Luego, se pone de hueso nuevamente,

 

y se aleja llorando por los muertos.

 

 

 

Estos poemas pertenecen al libro César Dávila Andrade (poesía, narrativa, ensayo),publicado por Biblioteca Ayacucho, 1993, Venezuela.

 

 

César Dávila Andrade. El 5 de octubre de 1918 nació en  Cuenca este  poeta, narrador y ensayista ecuatoriano, considerado uno de los escritores más representativos del país, y señalado como el mayor representante del relato breve ecuatoriano.
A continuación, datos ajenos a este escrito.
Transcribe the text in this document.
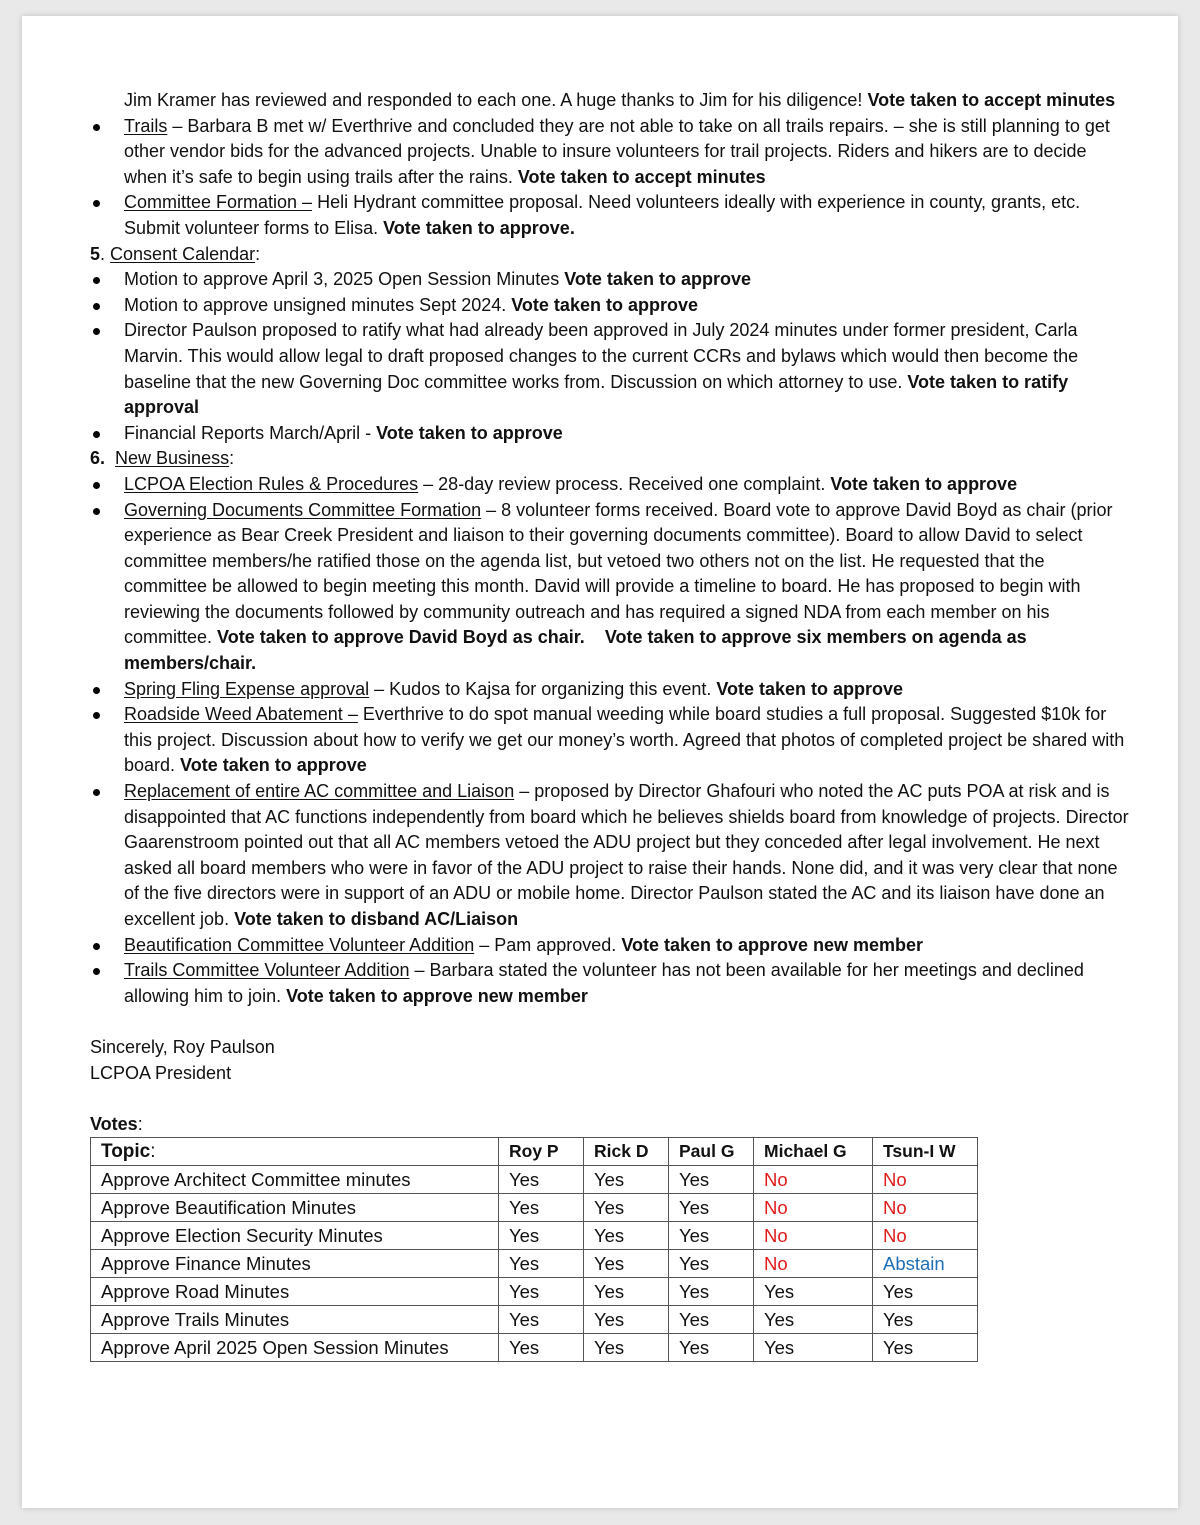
Jim Kramer has reviewed and responded to each one. A huge thanks to Jim for his diligence! Vote taken to accept minutes
Trails – Barbara B met w/ Everthrive and concluded they are not able to take on all trails repairs. – she is still planning to get other vendor bids for the advanced projects. Unable to insure volunteers for trail projects. Riders and hikers are to decide when it’s safe to begin using trails after the rains. Vote taken to accept minutes
Committee Formation – Heli Hydrant committee proposal. Need volunteers ideally with experience in county, grants, etc. Submit volunteer forms to Elisa. Vote taken to approve.
5. Consent Calendar:
Motion to approve April 3, 2025 Open Session Minutes Vote taken to approve
Motion to approve unsigned minutes Sept 2024. Vote taken to approve
Director Paulson proposed to ratify what had already been approved in July 2024 minutes under former president, Carla Marvin. This would allow legal to draft proposed changes to the current CCRs and bylaws which would then become the baseline that the new Governing Doc committee works from. Discussion on which attorney to use. Vote taken to ratify approval
Financial Reports March/April - Vote taken to approve
6. New Business:
LCPOA Election Rules & Procedures – 28-day review process. Received one complaint. Vote taken to approve
Governing Documents Committee Formation – 8 volunteer forms received. Board vote to approve David Boyd as chair (prior experience as Bear Creek President and liaison to their governing documents committee). Board to allow David to select committee members/he ratified those on the agenda list, but vetoed two others not on the list. He requested that the committee be allowed to begin meeting this month. David will provide a timeline to board. He has proposed to begin with reviewing the documents followed by community outreach and has required a signed NDA from each member on his committee. Vote taken to approve David Boyd as chair.    Vote taken to approve six members on agenda as members/chair.
Spring Fling Expense approval – Kudos to Kajsa for organizing this event. Vote taken to approve
Roadside Weed Abatement – Everthrive to do spot manual weeding while board studies a full proposal. Suggested $10k for this project. Discussion about how to verify we get our money’s worth. Agreed that photos of completed project be shared with board. Vote taken to approve
Replacement of entire AC committee and Liaison – proposed by Director Ghafouri who noted the AC puts POA at risk and is disappointed that AC functions independently from board which he believes shields board from knowledge of projects. Director Gaarenstroom pointed out that all AC members vetoed the ADU project but they conceded after legal involvement. He next asked all board members who were in favor of the ADU project to raise their hands. None did, and it was very clear that none of the five directors were in support of an ADU or mobile home. Director Paulson stated the AC and its liaison have done an excellent job. Vote taken to disband AC/Liaison
Beautification Committee Volunteer Addition – Pam approved. Vote taken to approve new member
Trails Committee Volunteer Addition – Barbara stated the volunteer has not been available for her meetings and declined allowing him to join. Vote taken to approve new member
Sincerely, Roy Paulson
LCPOA President
Votes:
Topic:	Roy P	Rick D	Paul G	Michael G	Tsun-I W
Approve Architect Committee minutes	Yes	Yes	Yes	No	No
Approve Beautification Minutes	Yes	Yes	Yes	No	No
Approve Election Security Minutes	Yes	Yes	Yes	No	No
Approve Finance Minutes	Yes	Yes	Yes	No	Abstain
Approve Road Minutes	Yes	Yes	Yes	Yes	Yes
Approve Trails Minutes	Yes	Yes	Yes	Yes	Yes
Approve April 2025 Open Session Minutes	Yes	Yes	Yes	Yes	Yes
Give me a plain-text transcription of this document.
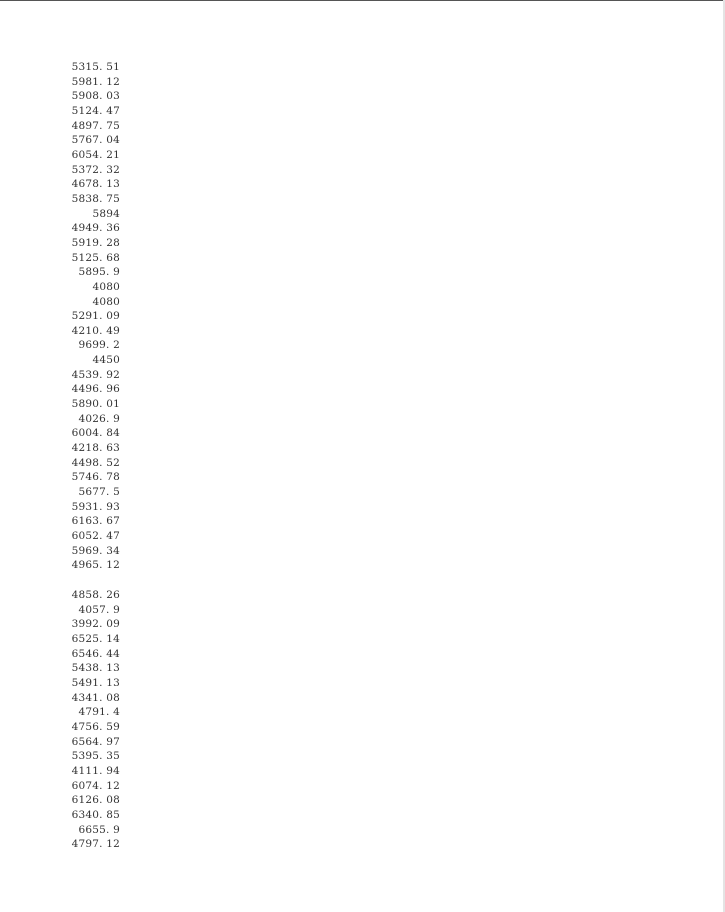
5315. 51
5981. 12
5908. 03
5124. 47
4897. 75
5767. 04
6054. 21
5372. 32
4678. 13
5838. 75
5894
4949. 36
5919. 28
5125. 68
5895. 9
4080
4080
5291. 09
4210. 49
9699. 2
4450
4539. 92
4496. 96
5890. 01
4026. 9
6004. 84
4218. 63
4498. 52
5746. 78
5677. 5
5931. 93
6163. 67
6052. 47
5969. 34
4965. 12
4858. 26
4057. 9
3992. 09
6525. 14
6546. 44
5438. 13
5491. 13
4341. 08
4791. 4
4756. 59
6564. 97
5395. 35
4111. 94
6074. 12
6126. 08
6340. 85
6655. 9
4797. 12
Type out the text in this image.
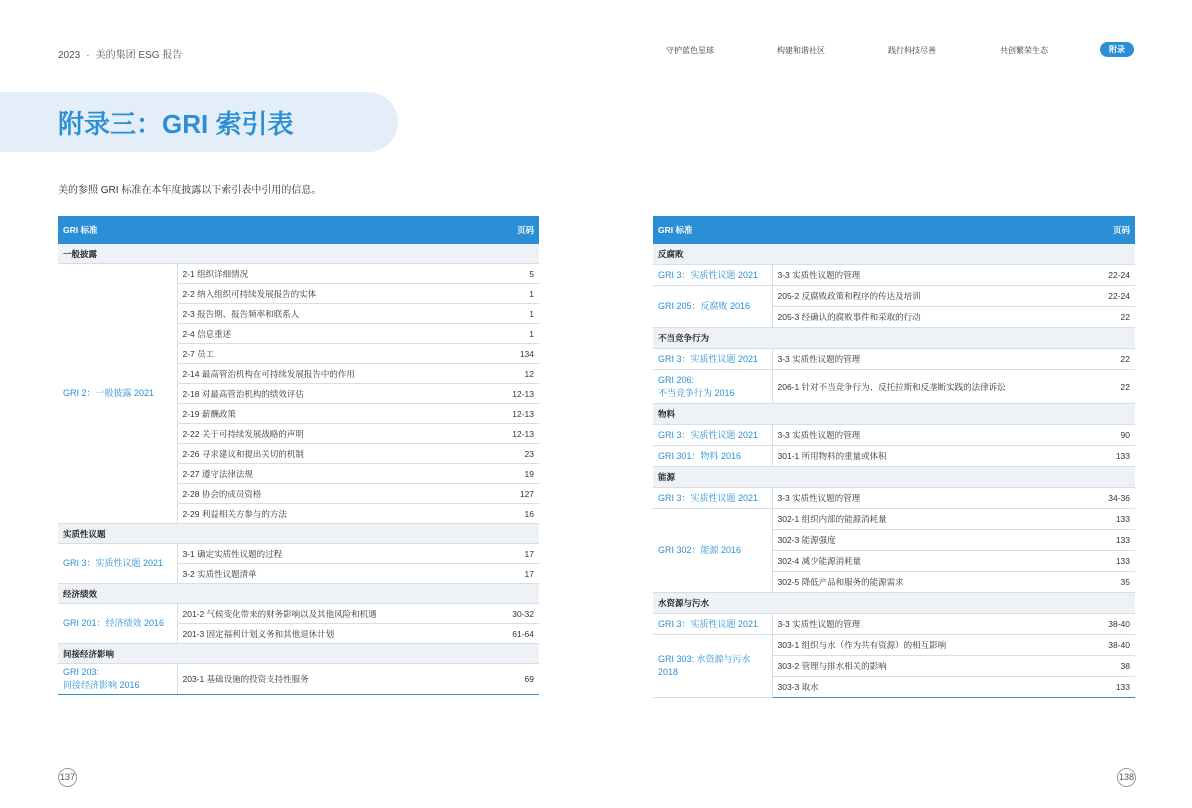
2023 · 美的集团 ESG 报告	守护蓝色星球	构建和谐社区	践行科技尽善	共创繁荣生态	附录
附录三：GRI 索引表
美的参照 GRI 标准在本年度披露以下索引表中引用的信息。
GRI 标准		页码
一般披露		
GRI 2：一般披露 2021	2-1 组织详细情况	5
	2-2 纳入组织可持续发展报告的实体	1
	2-3 报告期、报告频率和联系人	1
	2-4 信息重述	1
	2-7 员工	134
	2-14 最高管治机构在可持续发展报告中的作用	12
	2-18 对最高管治机构的绩效评估	12-13
	2-19 薪酬政策	12-13
	2-22 关于可持续发展战略的声明	12-13
	2-26 寻求建议和提出关切的机制	23
	2-27 遵守法律法规	19
	2-28 协会的成员资格	127
	2-29 利益相关方参与的方法	16
实质性议题		
GRI 3：实质性议题 2021	3-1 确定实质性议题的过程	17
	3-2 实质性议题清单	17
经济绩效		
GRI 201：经济绩效 2016	201-2 气候变化带来的财务影响以及其他风险和机遇	30-32
	201-3 固定福利计划义务和其他退休计划	61-64
间接经济影响		

GRI 203:
间接经济影响 2016	203-1 基础设施的投资支持性服务	69
GRI 标准		页码
反腐败		
GRI 3：实质性议题 2021	3-3 实质性议题的管理	22-24
GRI 205：反腐败 2016	205-2 反腐败政策和程序的传达及培训	22-24
	205-3 经确认的腐败事件和采取的行动	22
不当竞争行为		
GRI 3：实质性议题 2021	3-3 实质性议题的管理	22

GRI 206:
不当竞争行为 2016	206-1 针对不当竞争行为、反托拉斯和反垄断实践的法律诉讼	22
物料		
GRI 3：实质性议题 2021	3-3 实质性议题的管理	90
GRI 301：物料 2016	301-1 所用物料的重量或体积	133
能源		
GRI 3：实质性议题 2021	3-3 实质性议题的管理	34-36
GRI 302：能源 2016	302-1 组织内部的能源消耗量	133
	302-3 能源强度	133
	302-4 减少能源消耗量	133
	302-5 降低产品和服务的能源需求	35
水资源与污水		
GRI 3：实质性议题 2021	3-3 实质性议题的管理	38-40

GRI 303: 水资源与污水
2018	303-1 组织与水（作为共有资源）的相互影响	38-40
	303-2 管理与排水相关的影响	38
	303-3 取水	133
137	138
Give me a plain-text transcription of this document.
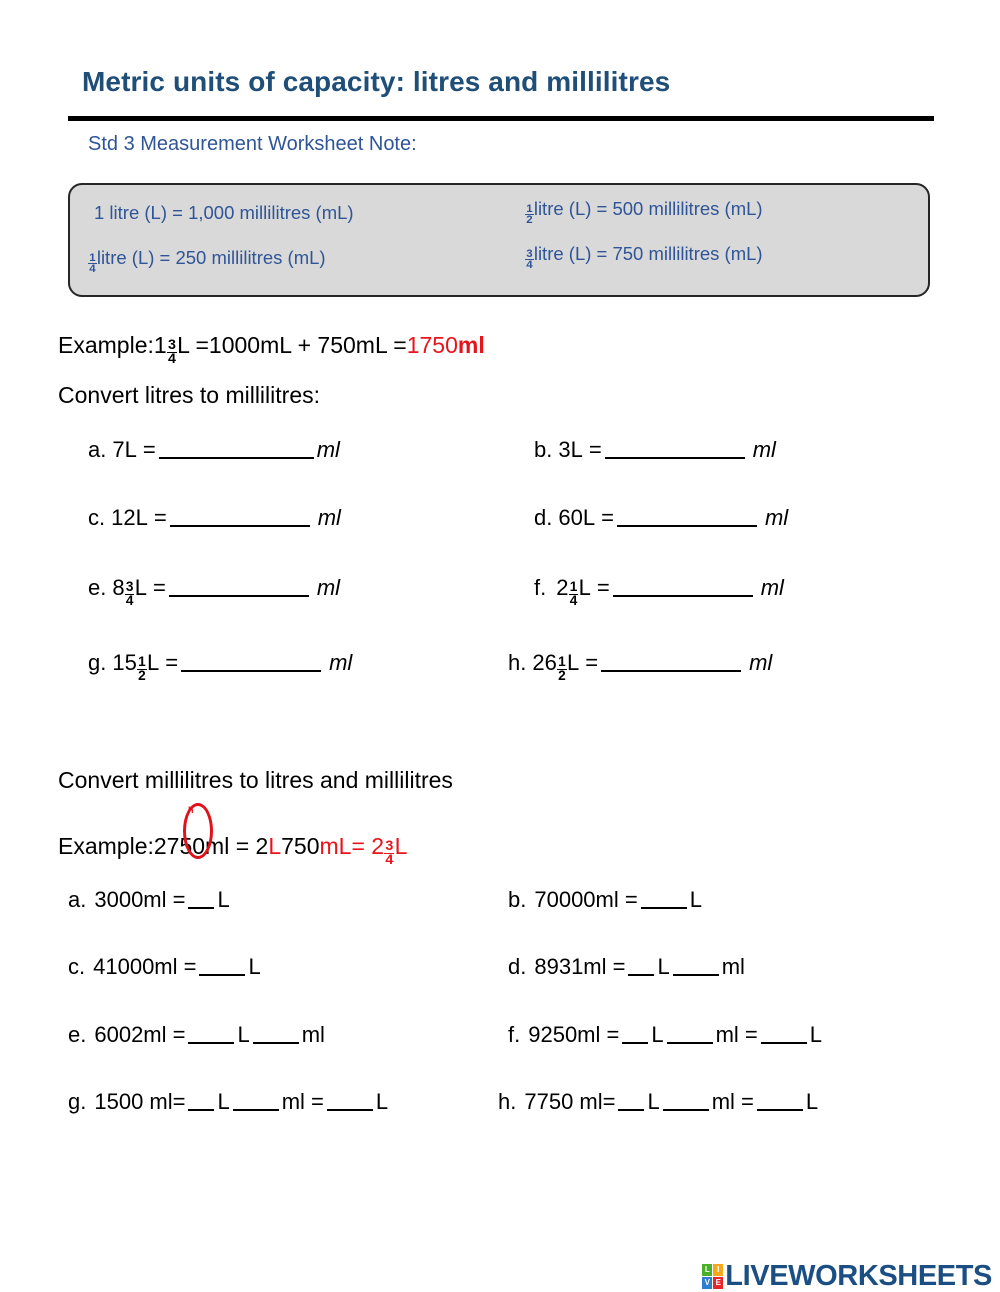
Metric units of capacity: litres and millilitres
Std 3 Measurement Worksheet Note:
1 litre (L) = 1,000 millilitres (mL)	$\frac{1}{2}$ litre (L) = 500 millilitres (mL)
$\frac{1}{4}$ litre (L) = 250 millilitres (mL)	$\frac{3}{4}$ litre (L) = 750 millilitres (mL)
Example: $1 \frac{3}{4}$ L =1000mL + 750mL = 1750 ml
Convert litres to millilitres:
a. 7L =	ml	b. 3L =	ml
c. 12L =	ml	d. 60L =	ml
e. $8 \frac{3}{4}$ L =	ml	f. $2 \frac{1}{4}$ L =	ml
g. $15 \frac{1}{2}$ L =	ml	h. $26 \frac{1}{2}$ L =	ml
Convert millilitres to litres and millilitres
Example: 2750ml = 2 L 750 mL = $2 \frac{3}{4}$ L
h
a. 3000ml = L	b. 70000ml = L
c. 41000ml = L	d. 8931ml = L ml
e. 6002ml = L ml	f. 9250ml = L ml = L
g. 1500 ml= L ml = L	h. 7750 ml= L ml = L
L I
V E LIVEWORKSHEETS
La Biblioteca Simón Rodríguez del Parlamento Andino conmemora el nacimiento de César Dávila Andrade apodado “El Fakir”.

 

En el 2018 , en memoria de su natalicio número 100,  la casa de la Cultura Ecuatoriana y la Academia Ecuatoriana de la Lengua realizaron una serie de actividades para conmemorar el centenario de su  nacimiento que incluyeron, entre otros, una exposición multimedia de la vida y obra del autor; y una cantata de su obra más reconocida: Boletín y elegía de las mitas, que es un poema de 286 versos y cerca de 30 estrofas que se convierte en una denuncia del sufrimiento y la lucha de los indígenas  ecuatorianos forzados a trabajar sin remuneración bajo el sistema de las mitas durante la época colonial, en ella el autor mezcla palabras en quechua y en español.

 

Dávila acabó con su vida, hace 55 años. el 2 de mayo de 1967 en Caracas dejando una nota que rezaba “Nunca estaremos verdaderamente solos si vivimos dentro de un mismo corazón”.